Zum anderen erschweren die häufigen Wiederholungen – insbesondere von Nebensätzen – das Textverständnis. Was damals als gesprochenes Wort nachdrücklich wirkte, wird uns heute beim Lesen zur Last. Deshalb wurden bei den Zitaten in diesem Begleitheft die Wiederholungen ausgelassen (jeweils angezeigt). Wer Wert auf eine authentische Texterfassung legt, wird sich, was unbedingt zu empfehlen ist, der Originalausgabe bedienen.
Darüber hinaus wird uns beim gedanklichen Nachvollzug der Ausführungen der lebendige Umgang mit dem Metamorphose- Gedanken abgefordert. Fortlaufend muss das Prinzip der Verwandlung, der Umstülpung und der Entwicklung in den eigenen gedanklichen Nachvollzug implantiert werden, damit der Zugriff auf die wesentlichen Aussagen ermöglicht wird. –
In terminologischer Hinsicht ist vieles inzwischen überholt. So wurde der Begriff des „Schwachsinnigen“ in diesem Heft durch den der „geschwächten Perzeptionsfähigkeit“ ersetzt. Gleiches gilt für Nomen, wie „minderwertig“, „Krüppel“.
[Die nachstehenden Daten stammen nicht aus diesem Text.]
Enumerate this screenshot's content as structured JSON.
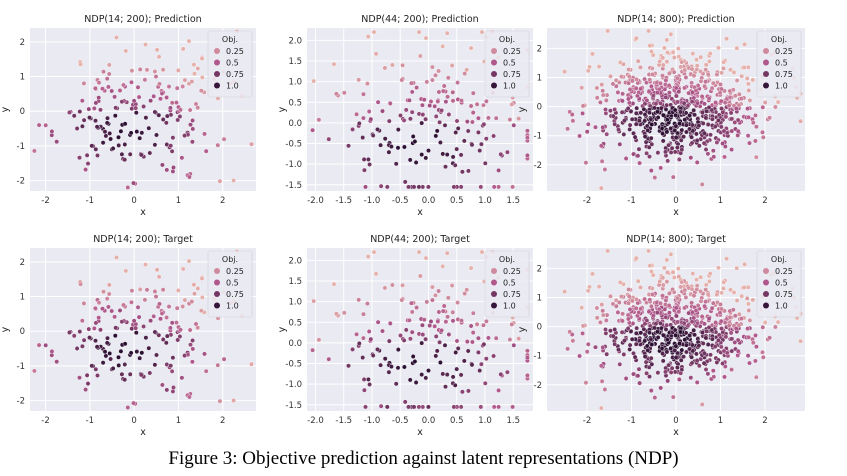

Anm.: Niemeijer entwickelte eine neue Terminologie, die sich u. a. auf die Charakterisierung von Einseitigkeiten bezieht. Diese Form der Beschreibung ist insbesondere für Kinderkonferenzen geeignet. Neben Niemeijers Beiträgen in der „Seelenpflege“ sei auf folgende Literatur ‚von seiner Hand‘ verwiesen:
Niemeijer, M. u.a. (Hg.): Entwicklungsstörungen bei Kindern und Jugendlichen, Dornach 2011.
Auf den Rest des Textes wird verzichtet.